Hab ich schon mal gesagt, dass ich ein Fan von I kveld med Ylvis bin? Das ist eine Late-Night-Show auf dem norwegischen Sender TVNorge mit den Brüdern Vegard und Bård Ylvisåker.
Jetzt könnte man meinen: „Eine weitere Late-Night-Show, na und?“
Und selbst wenn man sieht, dass sie rund zwei Stunden dauert könnte man noch sagen: „Gut, ist halt mal ein wenig umfangreiche produziert als sonst, was soll’s?“ Immerhin kommt sie „nur“ einmal pro Woche.
Man könnte auch sagen, dass sie mit „The Fox“ eines der viralsten Youtube-Videos produzierten, deren sozialkritische Aussage gerade in den USA scheinbar nicht mal im Ansatz verstanden wurde (aber bei Jon Stewart letztens perfekt in einer FOX-News-Satire eingebunden war) und darauf antworten, dass es halt ein kreativer Glücksgriff gewesen sei.
Aber ganz so leicht ist es nicht.
Ein Beispiel: Die Show öffnet jede Sendung mit einem anderen Show-Opener. Ich habe hier mal ein Beispiel des Openers der Sendung vom 16. September verlinkt. Man beachte neben der Höchstleistung der Moderatoren, auf die ja auch noch eine zweistündige Show wartet, allein die unfassbare Größe der Studio-Location:
Hat ich übrigens gesagt, dass das alles auch noch live ist?
Mal zur Relation: Das ist Norwegen. Das ganze Land hat rund 5 Millionen Einwohner, 1 Million weniger als allein die Metropolregion Berlin. Der produzierende Sender hat 75 Angestellte – das sind gerade mal halb so viele wie bei SuperRTL. Das ZDF allein hat 3600!
Und trotzdem produzieren die da immer wieder absolutes Gold. Ein paar Formate der Sendung sind z.B. (Durchklicken wärmstens empfohlen):
- Det kan du vel: verschiedene Versuche in Rotating Rooms (das Bierbrauen ist auch sehr nett)

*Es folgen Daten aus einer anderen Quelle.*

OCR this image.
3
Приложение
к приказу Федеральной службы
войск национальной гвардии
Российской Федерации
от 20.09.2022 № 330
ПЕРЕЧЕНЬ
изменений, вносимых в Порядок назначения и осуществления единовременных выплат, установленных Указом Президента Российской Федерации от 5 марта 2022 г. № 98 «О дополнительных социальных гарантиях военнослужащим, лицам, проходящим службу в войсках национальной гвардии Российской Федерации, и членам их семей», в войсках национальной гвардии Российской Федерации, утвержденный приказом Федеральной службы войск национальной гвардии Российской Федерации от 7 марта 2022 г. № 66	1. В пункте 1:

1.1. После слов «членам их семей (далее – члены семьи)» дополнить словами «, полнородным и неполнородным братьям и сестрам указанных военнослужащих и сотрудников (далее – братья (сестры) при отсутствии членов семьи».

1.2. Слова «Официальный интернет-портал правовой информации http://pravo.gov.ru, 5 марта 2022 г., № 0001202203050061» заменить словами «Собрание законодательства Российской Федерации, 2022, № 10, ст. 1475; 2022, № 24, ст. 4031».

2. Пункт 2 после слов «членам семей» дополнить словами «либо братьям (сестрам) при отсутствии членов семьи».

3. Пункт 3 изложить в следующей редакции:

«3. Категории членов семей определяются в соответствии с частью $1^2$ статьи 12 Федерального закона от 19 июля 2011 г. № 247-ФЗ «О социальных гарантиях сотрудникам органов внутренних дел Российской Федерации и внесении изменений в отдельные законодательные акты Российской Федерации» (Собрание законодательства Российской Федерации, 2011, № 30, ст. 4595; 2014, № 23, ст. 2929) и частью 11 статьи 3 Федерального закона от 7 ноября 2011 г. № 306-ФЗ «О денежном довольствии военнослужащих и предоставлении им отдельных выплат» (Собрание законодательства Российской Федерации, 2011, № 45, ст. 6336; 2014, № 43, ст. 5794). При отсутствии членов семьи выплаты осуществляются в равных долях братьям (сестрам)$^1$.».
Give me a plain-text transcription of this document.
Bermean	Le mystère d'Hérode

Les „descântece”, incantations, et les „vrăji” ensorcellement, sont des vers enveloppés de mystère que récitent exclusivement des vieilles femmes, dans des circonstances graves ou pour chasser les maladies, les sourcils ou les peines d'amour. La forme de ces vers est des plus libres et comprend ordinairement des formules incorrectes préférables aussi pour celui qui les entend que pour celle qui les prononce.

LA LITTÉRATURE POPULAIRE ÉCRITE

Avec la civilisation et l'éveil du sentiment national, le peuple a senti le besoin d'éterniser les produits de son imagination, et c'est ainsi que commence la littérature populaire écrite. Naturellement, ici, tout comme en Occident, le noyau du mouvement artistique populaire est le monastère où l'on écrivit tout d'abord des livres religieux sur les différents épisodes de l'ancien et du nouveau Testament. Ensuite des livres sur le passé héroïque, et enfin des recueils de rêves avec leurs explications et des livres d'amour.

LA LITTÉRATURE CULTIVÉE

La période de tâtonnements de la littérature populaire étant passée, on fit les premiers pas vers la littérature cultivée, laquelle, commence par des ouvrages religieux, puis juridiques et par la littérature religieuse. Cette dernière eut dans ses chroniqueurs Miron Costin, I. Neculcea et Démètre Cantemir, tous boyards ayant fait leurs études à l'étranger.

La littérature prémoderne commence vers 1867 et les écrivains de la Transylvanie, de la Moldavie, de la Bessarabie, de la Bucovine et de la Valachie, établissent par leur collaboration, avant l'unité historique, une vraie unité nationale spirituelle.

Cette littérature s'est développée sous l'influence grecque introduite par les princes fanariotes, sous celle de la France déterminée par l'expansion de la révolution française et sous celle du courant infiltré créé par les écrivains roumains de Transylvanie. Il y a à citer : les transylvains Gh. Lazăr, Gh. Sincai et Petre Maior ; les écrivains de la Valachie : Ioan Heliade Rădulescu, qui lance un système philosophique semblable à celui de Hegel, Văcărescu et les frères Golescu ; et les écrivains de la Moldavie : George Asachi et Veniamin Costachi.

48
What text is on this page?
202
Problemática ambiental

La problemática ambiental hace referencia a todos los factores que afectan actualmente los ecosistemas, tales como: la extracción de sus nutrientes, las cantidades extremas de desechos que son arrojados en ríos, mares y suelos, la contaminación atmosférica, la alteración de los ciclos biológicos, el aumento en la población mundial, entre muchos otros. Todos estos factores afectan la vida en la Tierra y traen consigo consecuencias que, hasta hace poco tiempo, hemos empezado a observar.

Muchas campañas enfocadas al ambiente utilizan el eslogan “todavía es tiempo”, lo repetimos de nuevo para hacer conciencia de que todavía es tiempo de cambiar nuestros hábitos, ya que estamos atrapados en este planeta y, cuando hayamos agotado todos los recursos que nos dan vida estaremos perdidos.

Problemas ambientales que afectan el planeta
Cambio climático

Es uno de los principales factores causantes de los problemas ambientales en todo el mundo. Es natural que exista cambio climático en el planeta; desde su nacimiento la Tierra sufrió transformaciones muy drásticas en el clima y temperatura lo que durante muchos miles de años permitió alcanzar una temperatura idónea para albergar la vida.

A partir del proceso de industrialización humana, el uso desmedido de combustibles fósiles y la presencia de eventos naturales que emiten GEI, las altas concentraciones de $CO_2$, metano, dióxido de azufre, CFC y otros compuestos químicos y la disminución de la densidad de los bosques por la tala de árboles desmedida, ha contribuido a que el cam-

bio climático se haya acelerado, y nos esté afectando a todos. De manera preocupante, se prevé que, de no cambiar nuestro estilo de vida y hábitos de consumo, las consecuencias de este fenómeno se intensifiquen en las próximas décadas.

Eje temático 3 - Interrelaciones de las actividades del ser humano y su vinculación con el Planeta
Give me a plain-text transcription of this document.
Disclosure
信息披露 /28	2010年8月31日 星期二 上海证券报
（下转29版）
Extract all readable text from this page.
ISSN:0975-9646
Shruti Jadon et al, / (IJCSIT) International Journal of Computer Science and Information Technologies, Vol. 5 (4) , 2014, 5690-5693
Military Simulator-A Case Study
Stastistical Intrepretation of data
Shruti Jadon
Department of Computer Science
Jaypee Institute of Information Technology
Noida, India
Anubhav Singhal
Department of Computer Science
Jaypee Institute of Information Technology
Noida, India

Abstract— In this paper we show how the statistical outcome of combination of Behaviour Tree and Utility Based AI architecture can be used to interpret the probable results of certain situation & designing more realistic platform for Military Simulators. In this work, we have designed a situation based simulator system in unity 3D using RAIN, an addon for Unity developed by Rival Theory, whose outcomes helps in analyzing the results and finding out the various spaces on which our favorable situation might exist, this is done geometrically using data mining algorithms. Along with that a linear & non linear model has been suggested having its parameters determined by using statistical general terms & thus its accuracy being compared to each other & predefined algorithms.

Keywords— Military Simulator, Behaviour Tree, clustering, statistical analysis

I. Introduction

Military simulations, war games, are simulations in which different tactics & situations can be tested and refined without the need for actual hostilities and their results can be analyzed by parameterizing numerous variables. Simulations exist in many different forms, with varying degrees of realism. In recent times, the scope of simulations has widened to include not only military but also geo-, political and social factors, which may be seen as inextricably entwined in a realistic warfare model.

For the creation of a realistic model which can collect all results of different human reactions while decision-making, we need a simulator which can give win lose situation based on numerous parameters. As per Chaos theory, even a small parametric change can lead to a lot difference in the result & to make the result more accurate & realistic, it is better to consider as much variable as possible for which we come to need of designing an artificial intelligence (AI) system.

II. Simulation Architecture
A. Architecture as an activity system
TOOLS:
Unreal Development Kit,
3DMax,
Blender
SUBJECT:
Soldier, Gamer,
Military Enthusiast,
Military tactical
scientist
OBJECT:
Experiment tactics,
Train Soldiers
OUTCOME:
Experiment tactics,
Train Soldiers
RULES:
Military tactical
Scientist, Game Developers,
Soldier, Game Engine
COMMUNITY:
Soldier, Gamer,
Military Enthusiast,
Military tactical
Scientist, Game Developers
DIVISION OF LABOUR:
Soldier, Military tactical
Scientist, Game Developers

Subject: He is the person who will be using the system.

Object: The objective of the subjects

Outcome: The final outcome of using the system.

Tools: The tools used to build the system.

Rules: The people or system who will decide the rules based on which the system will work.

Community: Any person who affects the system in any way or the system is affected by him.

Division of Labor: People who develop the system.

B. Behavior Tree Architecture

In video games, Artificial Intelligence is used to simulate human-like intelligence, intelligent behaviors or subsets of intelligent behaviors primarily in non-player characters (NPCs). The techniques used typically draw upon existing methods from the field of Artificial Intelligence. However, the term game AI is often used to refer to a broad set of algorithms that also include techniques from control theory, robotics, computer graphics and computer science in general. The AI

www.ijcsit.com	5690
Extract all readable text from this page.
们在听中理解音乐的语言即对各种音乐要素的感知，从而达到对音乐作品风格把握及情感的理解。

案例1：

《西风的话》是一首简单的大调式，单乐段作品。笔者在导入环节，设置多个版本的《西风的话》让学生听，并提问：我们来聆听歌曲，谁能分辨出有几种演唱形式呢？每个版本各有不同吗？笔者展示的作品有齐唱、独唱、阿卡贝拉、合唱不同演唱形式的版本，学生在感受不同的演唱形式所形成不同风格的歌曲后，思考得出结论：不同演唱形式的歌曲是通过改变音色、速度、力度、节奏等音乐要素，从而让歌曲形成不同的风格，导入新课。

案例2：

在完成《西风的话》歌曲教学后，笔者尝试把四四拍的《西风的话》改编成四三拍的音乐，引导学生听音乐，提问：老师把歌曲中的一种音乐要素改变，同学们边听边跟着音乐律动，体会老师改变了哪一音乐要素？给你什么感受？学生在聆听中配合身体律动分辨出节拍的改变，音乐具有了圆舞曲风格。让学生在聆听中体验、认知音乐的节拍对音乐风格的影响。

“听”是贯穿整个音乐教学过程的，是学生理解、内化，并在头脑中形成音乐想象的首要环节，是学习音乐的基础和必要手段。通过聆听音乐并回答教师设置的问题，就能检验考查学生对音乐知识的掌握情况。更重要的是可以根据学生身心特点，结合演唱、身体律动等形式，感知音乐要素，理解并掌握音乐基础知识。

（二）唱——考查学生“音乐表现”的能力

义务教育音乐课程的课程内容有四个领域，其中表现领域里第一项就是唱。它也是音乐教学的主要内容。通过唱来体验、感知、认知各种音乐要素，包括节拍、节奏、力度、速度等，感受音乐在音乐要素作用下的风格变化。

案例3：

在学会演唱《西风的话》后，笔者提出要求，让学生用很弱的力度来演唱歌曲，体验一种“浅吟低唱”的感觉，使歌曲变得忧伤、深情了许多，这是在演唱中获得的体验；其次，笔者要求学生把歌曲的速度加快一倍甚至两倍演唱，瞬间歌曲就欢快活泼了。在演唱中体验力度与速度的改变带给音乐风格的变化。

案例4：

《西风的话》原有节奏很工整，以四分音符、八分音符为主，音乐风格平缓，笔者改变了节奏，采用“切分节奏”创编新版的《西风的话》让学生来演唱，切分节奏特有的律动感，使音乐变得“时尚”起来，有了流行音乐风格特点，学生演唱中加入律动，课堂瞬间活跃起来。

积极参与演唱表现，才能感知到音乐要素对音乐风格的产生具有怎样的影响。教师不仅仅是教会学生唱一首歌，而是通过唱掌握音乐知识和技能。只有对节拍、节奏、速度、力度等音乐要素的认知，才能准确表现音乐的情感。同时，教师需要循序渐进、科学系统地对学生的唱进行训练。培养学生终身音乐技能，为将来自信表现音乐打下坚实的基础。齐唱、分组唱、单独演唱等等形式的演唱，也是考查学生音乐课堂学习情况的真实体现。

- Intelevator: Der sprachgesteuerte Aufzug
- Radio Taxi: Das Taxi mit der speziellen Radio Unterhaltung
- Kan dette brukes som vannski: „Kann man das als Wasserski benutzen?“
- Hyss i Småland: Die Moderatoren spielen Michel Lönneberga und es geht eigentlich immer schief.
- Und ausnahmslos jedes von denen produzierte Musikvideo (die sie ja auch weltweit bekannt gemacht hat. Meine Favoriten: Yoghurt, Stonehenge, Trucker’s Hitch, Massachusetts, Work It).
Allein die Tatsache, dass die Moderatoren die verschiedenen Formate auch noch selbst machen, finde ich beachtlich: Egal ob die gewaltige Akrobatik in den rotierenden Räumen, die Gesangseinlagen, die Tanzeinlagen, die vielen Szenen mit beachtlicher Multilingualität, die Interviews, die Live-Konzerte oder die Scherze mit versteckter Kamera. Soviel Einsatz bei rund 300.000 bis 400.000 Zuschauern in Norwegen. Kudos, Yilvis!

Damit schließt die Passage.